Balmis insistiu, pensando que, se havia conseguido convencê-la uma vez a se unir à viagem da expedição, poderia repetir a façanha. Continuava sendo um otimista inveterado, um grande ingênuo. Isabel não cogitava deixar Puebla, continuava tão apaixonada por dom Ricardo como no primeiro dia, ou mais, mas isso ela não dizia.
— Gosto de viver aqui, apesar das circunstâncias — disse a ele, com um sorriso de ternura. — Vivo em um estado parecido com o que deve ser a felicidade... E a verdade é que isso se deve ao doutor, eu sempre disse. Doutor, aproveite sua glória, pois ela é muito merecida.

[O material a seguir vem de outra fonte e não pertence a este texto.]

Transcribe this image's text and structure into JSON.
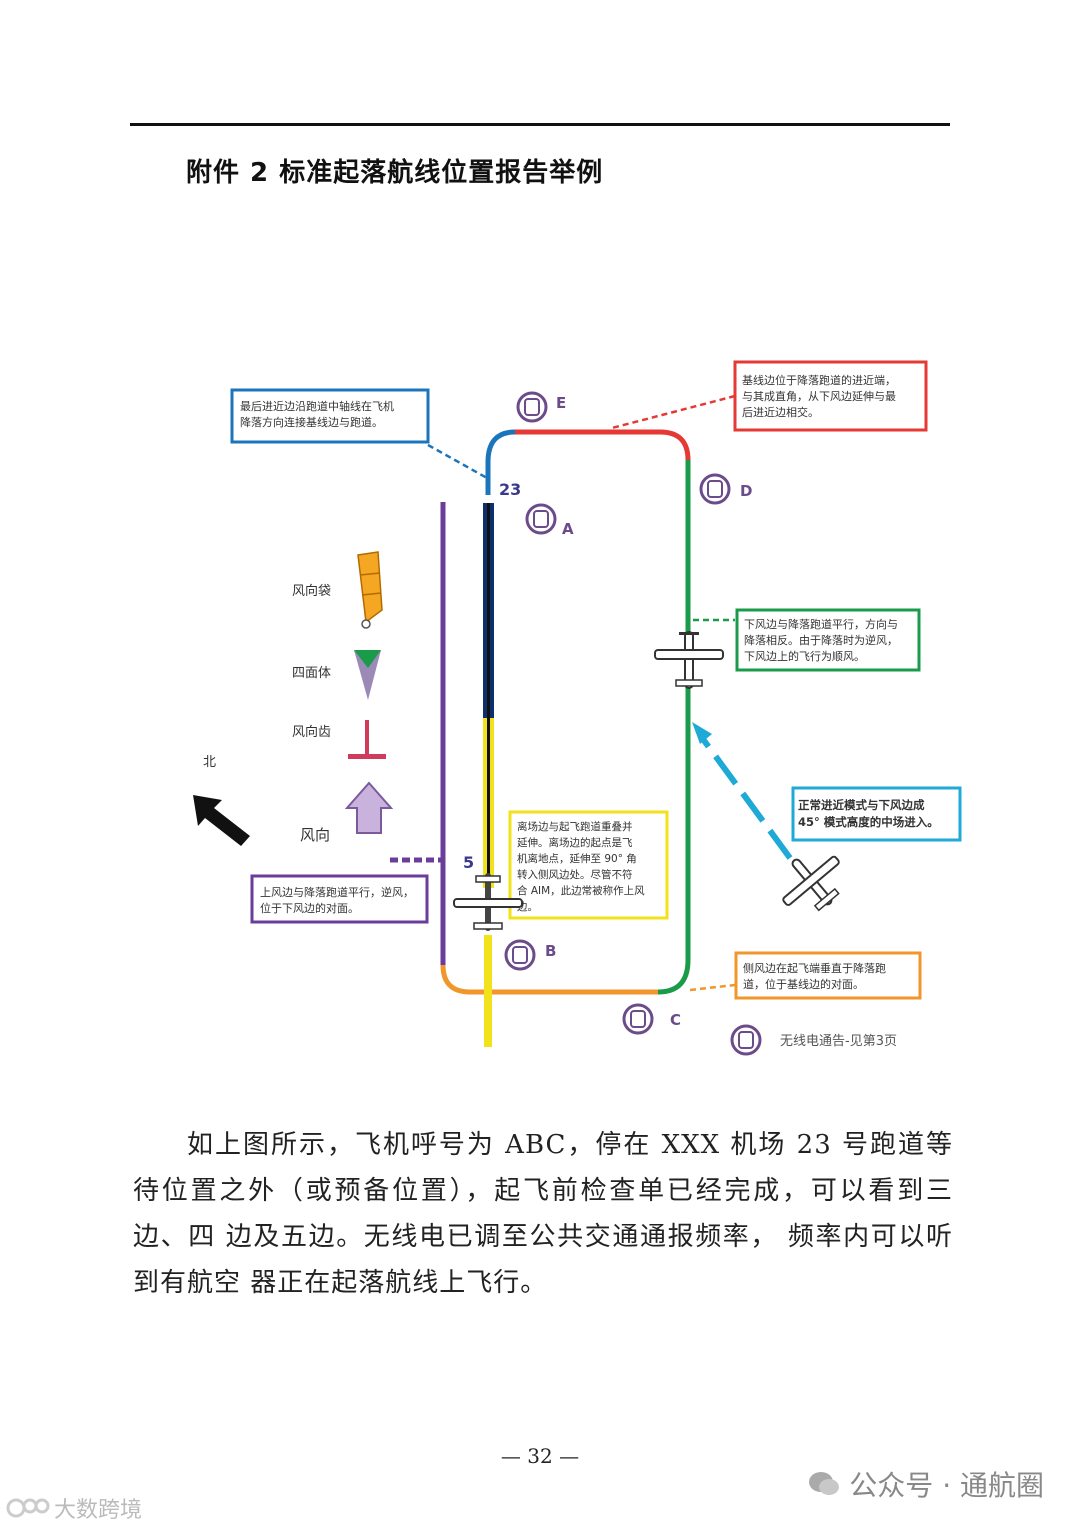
{
  "heading": "附件 2  标准起落航线位置报告举例",
  "figure": {
    "runway_top_number": "23",
    "runway_bottom_number": "5",
    "points": {
      "a": "A",
      "b": "B",
      "c": "C",
      "d": "D",
      "e": "E"
    },
    "legend_windsock": "风向袋",
    "legend_tetrahedron": "四面体",
    "legend_windtee": "风向齿",
    "legend_wind": "风向",
    "legend_north": "北",
    "radio_note": "无线电通告-见第3页",
    "callouts": {
      "final": [
        "最后进近边沿跑道中轴线在飞机",
        "降落方向连接基线边与跑道。"
      ],
      "base": [
        "基线边位于降落跑道的进近端，",
        "与其成直角，从下风边延伸与最",
        "后进近边相交。"
      ],
      "downwind": [
        "下风边与降落跑道平行，方向与",
        "降落相反。由于降落时为逆风，",
        "下风边上的飞行为顺风。"
      ],
      "entry": [
        "正常进近模式与下风边成",
        "45°  模式高度的中场进入。"
      ],
      "departure": [
        "离场边与起飞跑道重叠并",
        "延伸。离场边的起点是飞",
        "机离地点，延伸至 90° 角",
        "转入侧风边处。尽管不符",
        "合 AIM，此边常被称作上风",
        "边。"
      ],
      "upwind": [
        "上风边与降落跑道平行，逆风，",
        "位于下风边的对面。"
      ],
      "crosswind": [
        "侧风边在起飞端垂直于降落跑",
        "道，位于基线边的对面。"
      ]
    },
    "colors": {
      "final": "#1b75bb",
      "base": "#e53935",
      "downwind": "#1a9b4a",
      "entry": "#1fa9d6",
      "departure": "#f2e21b",
      "upwind": "#6a3d9a",
      "crosswind": "#f0962a",
      "radio_icon": "#6b4b8a"
    }
  },
  "body_paragraph": "如上图所示，飞机呼号为 ABC，停在 XXX 机场 23 号跑道等待位置之外（或预备位置），起飞前检查单已经完成，可以看到三边、四 边及五边。无线电已调至公共交通通报频率， 频率内可以听到有航空 器正在起落航线上飞行。",
  "page_number": "— 32 —",
  "watermark_right": "公众号 · 通航圈",
  "watermark_left": "大数跨境"
}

— Alcancei a glória quando ela já não me interessava. E deixou de me interessar quando vi a morte de perto, pouco depois de deixar a senhora no cais do porto de Manila... Estávamos prestes a ir a pique, tive a revelação deslumbrante de que precisava estar com a senhora, e se havia uma glória, precisava compartilhá-la com a senhora.
Isabel ficou alguns segundos em silêncio, baixou a cabeça e, quando a ergueu, tinha um sorriso brincalhão de puro ceticismo.
— Já ouvi o doutor dizer isso de compartilhar a glória, mas no fundo não acho que gostaria disso.
E pôs-se a rir, com uma gargalhada cristalina cujo som tocou Balmis no mais fundo de sua alma. Ele a acariciou com um olhar de olhos mansos, sabia que a negativa daquela mulher que ele levava no coração o condenava à velhice solitária que recebera em troca de salvar o mundo.